Medals: Michael Milton is one of Australia’s best-known and most respected athletes. His four-gold-medal haul at the 2002 Winter Paralympic Games in Salt Lake City endeared him to a sport-loving nation and earned him the title of World Sportsperson of the Year with a Disability presented at a gala event in Monte Carlo.
Background: Michael started skiing at three, lost his leg to bone cancer at nine and, the following winter, learned how to ski on one leg. At 14 he competed in his first Paralympic Games and, at 19, won Australia’s first ever winter gold medal, a decade ahead of Stephen Bradbury.
Paralympic Games: He set a goal: to win all four alpine skiing events at the Paralympic Games.
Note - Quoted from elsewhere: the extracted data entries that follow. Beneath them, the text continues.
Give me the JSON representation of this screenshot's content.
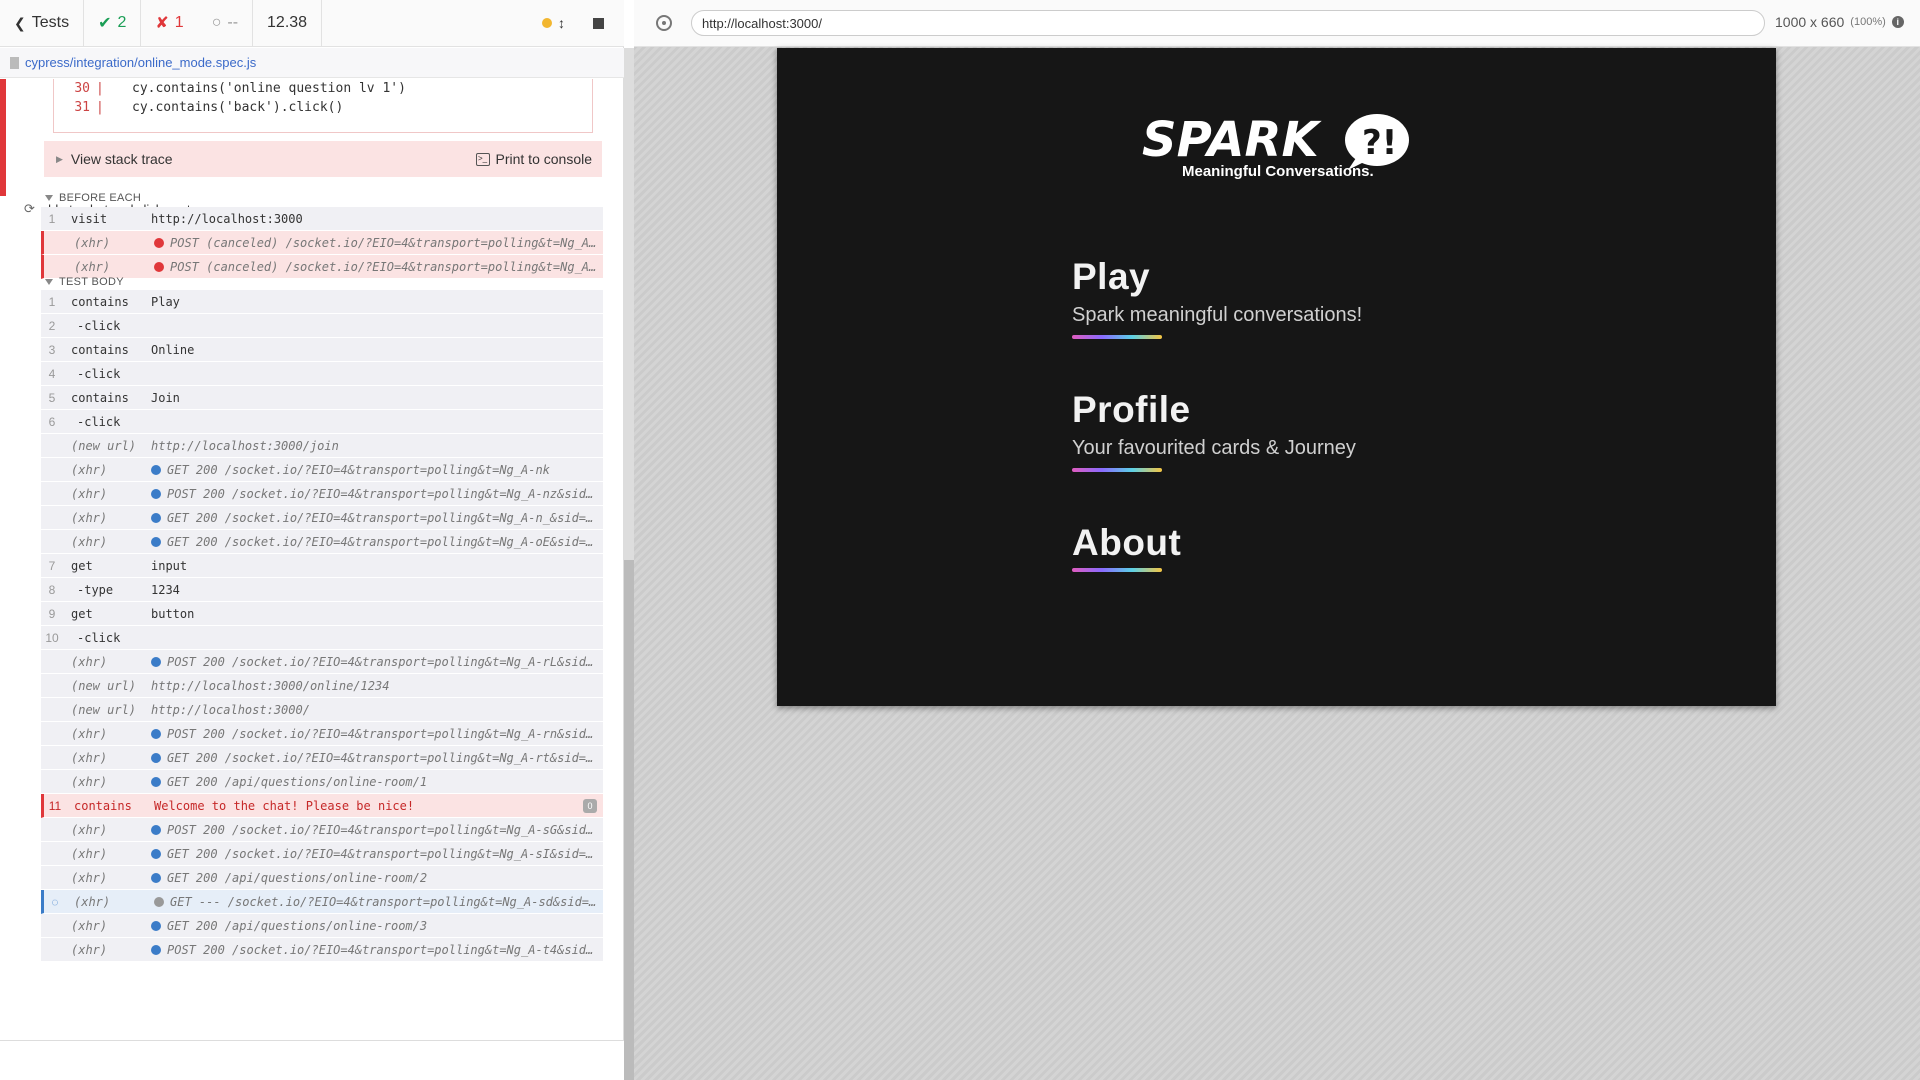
{
  "reporter": {
    "back_label": "Tests",
    "passed": "2",
    "failed": "1",
    "pending": "--",
    "duration": "12.38",
    "spec_path": "cypress/integration/online_mode.spec.js"
  },
  "error": {
    "code_lines": [
      {
        "ln": "30",
        "code": "cy.contains('online question lv 1')"
      },
      {
        "ln": "31",
        "code": "cy.contains('back').click()"
      }
    ],
    "stack_trace_label": "View stack trace",
    "print_label": "Print to console"
  },
  "test": {
    "title": "able to chat and click next",
    "before_each_label": "BEFORE EACH",
    "test_body_label": "TEST BODY",
    "before_each": [
      {
        "num": "1",
        "name": "visit",
        "msg": "http://localhost:3000",
        "kind": "cmd"
      },
      {
        "num": "",
        "name": "(xhr)",
        "msg": "POST (canceled) /socket.io/?EIO=4&transport=polling&t=Ng_A…",
        "kind": "event-red"
      },
      {
        "num": "",
        "name": "(xhr)",
        "msg": "POST (canceled) /socket.io/?EIO=4&transport=polling&t=Ng_A…",
        "kind": "event-red"
      }
    ],
    "body": [
      {
        "num": "1",
        "name": "contains",
        "msg": "Play",
        "kind": "cmd"
      },
      {
        "num": "2",
        "name": "-click",
        "msg": "",
        "kind": "child"
      },
      {
        "num": "3",
        "name": "contains",
        "msg": "Online",
        "kind": "cmd"
      },
      {
        "num": "4",
        "name": "-click",
        "msg": "",
        "kind": "child"
      },
      {
        "num": "5",
        "name": "contains",
        "msg": "Join",
        "kind": "cmd"
      },
      {
        "num": "6",
        "name": "-click",
        "msg": "",
        "kind": "child"
      },
      {
        "num": "",
        "name": "(new url)",
        "msg": "http://localhost:3000/join",
        "kind": "event"
      },
      {
        "num": "",
        "name": "(xhr)",
        "msg": "GET 200 /socket.io/?EIO=4&transport=polling&t=Ng_A-nk",
        "kind": "event-blue"
      },
      {
        "num": "",
        "name": "(xhr)",
        "msg": "POST 200 /socket.io/?EIO=4&transport=polling&t=Ng_A-nz&sid…",
        "kind": "event-blue"
      },
      {
        "num": "",
        "name": "(xhr)",
        "msg": "GET 200 /socket.io/?EIO=4&transport=polling&t=Ng_A-n_&sid=…",
        "kind": "event-blue"
      },
      {
        "num": "",
        "name": "(xhr)",
        "msg": "GET 200 /socket.io/?EIO=4&transport=polling&t=Ng_A-oE&sid=…",
        "kind": "event-blue"
      },
      {
        "num": "7",
        "name": "get",
        "msg": "input",
        "kind": "cmd"
      },
      {
        "num": "8",
        "name": "-type",
        "msg": "1234",
        "kind": "child"
      },
      {
        "num": "9",
        "name": "get",
        "msg": "button",
        "kind": "cmd"
      },
      {
        "num": "10",
        "name": "-click",
        "msg": "",
        "kind": "child"
      },
      {
        "num": "",
        "name": "(xhr)",
        "msg": "POST 200 /socket.io/?EIO=4&transport=polling&t=Ng_A-rL&sid…",
        "kind": "event-blue"
      },
      {
        "num": "",
        "name": "(new url)",
        "msg": "http://localhost:3000/online/1234",
        "kind": "event"
      },
      {
        "num": "",
        "name": "(new url)",
        "msg": "http://localhost:3000/",
        "kind": "event"
      },
      {
        "num": "",
        "name": "(xhr)",
        "msg": "POST 200 /socket.io/?EIO=4&transport=polling&t=Ng_A-rn&sid…",
        "kind": "event-blue"
      },
      {
        "num": "",
        "name": "(xhr)",
        "msg": "GET 200 /socket.io/?EIO=4&transport=polling&t=Ng_A-rt&sid=…",
        "kind": "event-blue"
      },
      {
        "num": "",
        "name": "(xhr)",
        "msg": "GET 200 /api/questions/online-room/1",
        "kind": "event-blue"
      },
      {
        "num": "11",
        "name": "contains",
        "msg": "Welcome to the chat! Please be nice!",
        "kind": "failed",
        "badge": "0"
      },
      {
        "num": "",
        "name": "(xhr)",
        "msg": "POST 200 /socket.io/?EIO=4&transport=polling&t=Ng_A-sG&sid…",
        "kind": "event-blue"
      },
      {
        "num": "",
        "name": "(xhr)",
        "msg": "GET 200 /socket.io/?EIO=4&transport=polling&t=Ng_A-sI&sid=…",
        "kind": "event-blue"
      },
      {
        "num": "",
        "name": "(xhr)",
        "msg": "GET 200 /api/questions/online-room/2",
        "kind": "event-blue"
      },
      {
        "num": "",
        "name": "(xhr)",
        "msg": "GET --- /socket.io/?EIO=4&transport=polling&t=Ng_A-sd&sid=…",
        "kind": "pending"
      },
      {
        "num": "",
        "name": "(xhr)",
        "msg": "GET 200 /api/questions/online-room/3",
        "kind": "event-blue"
      },
      {
        "num": "",
        "name": "(xhr)",
        "msg": "POST 200 /socket.io/?EIO=4&transport=polling&t=Ng_A-t4&sid…",
        "kind": "event-blue"
      }
    ]
  },
  "browser": {
    "url": "http://localhost:3000/",
    "viewport": "1000 x 660",
    "zoom": "(100%)",
    "info": "i"
  },
  "app": {
    "logo_word": "SPARK",
    "logo_mark": "?!",
    "tagline": "Meaningful Conversations.",
    "menu": [
      {
        "title": "Play",
        "subtitle": "Spark meaningful conversations!"
      },
      {
        "title": "Profile",
        "subtitle": "Your favourited cards & Journey"
      },
      {
        "title": "About",
        "subtitle": ""
      }
    ]
  },
  "colors": {
    "pass": "#1a9e55",
    "fail": "#e0373a",
    "xhr_dot": "#3b7cc8",
    "app_bg": "#161616"
  }
}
It took ten years but, in 2002 at the Salt Lake Paralympic Games, he achieved the impossible, winning gold in every single event.
Skiing: Looking for a new challenge, Michael took up speed skiing, the ‘drag racing of alpine sports’. In his rookie year (2003), he became the world’s fastest skier on one leg when he skied at over 193km/hr, smashing a world record that had been unchallenged for 16 years. A year later he broke that record again, clocking 198.68km/hr, agonisingly short of his 200km/hr goal… or, as Michael says, ‘1/14,000th of a second too slow!’
2006: Then, in April 2006 in France, Michael set a new open Australian speed skiing record, clocking an amazing 213.65km/hr. He is now the fastest Australian skier ever and the first person with a disability to ski over 200km/hr. It was only Michael’s fourth season in the sport.
Retirement: Michael announced his retirement from ski racing prior to his fifth and last winter Paralympic Games in Torino in 2006. Changes to the classification system forced a re-evaluation of his goals and he announced he would come home with metal around his neck ‘… just one, any colour’. True to his word he won a silver medal in the Downhill on the first day of competition. The win brought his international medal tally to 22: 11 Paralympic and 11 World Championship medals, including 12 gold.
Cycling: But he wasn’t finished… not really. The desire to compete is a strong one and Michael started thinking about his other sporting passion – cycling. He rode in a velodrome for the first time mid-2006 and, after six months of training and learning, he competed in the February 2007 Australian Track Cycling Championships, winning a silver and a gold medal and breaking an Australian record along the way.
Based on his results, he was selected in the Australian team for the August 2007 World Para-Cycling Championships in France. Things were well on track and Beijing beckoned but fatigue and illness started to affect his ability to train and things only got worse.
Cancer: Michael pulled out of the team early in July 2007, only days before being diagnosed with oesophageal cancer. Suddenly he faced a new challenge, a fight to keep his life.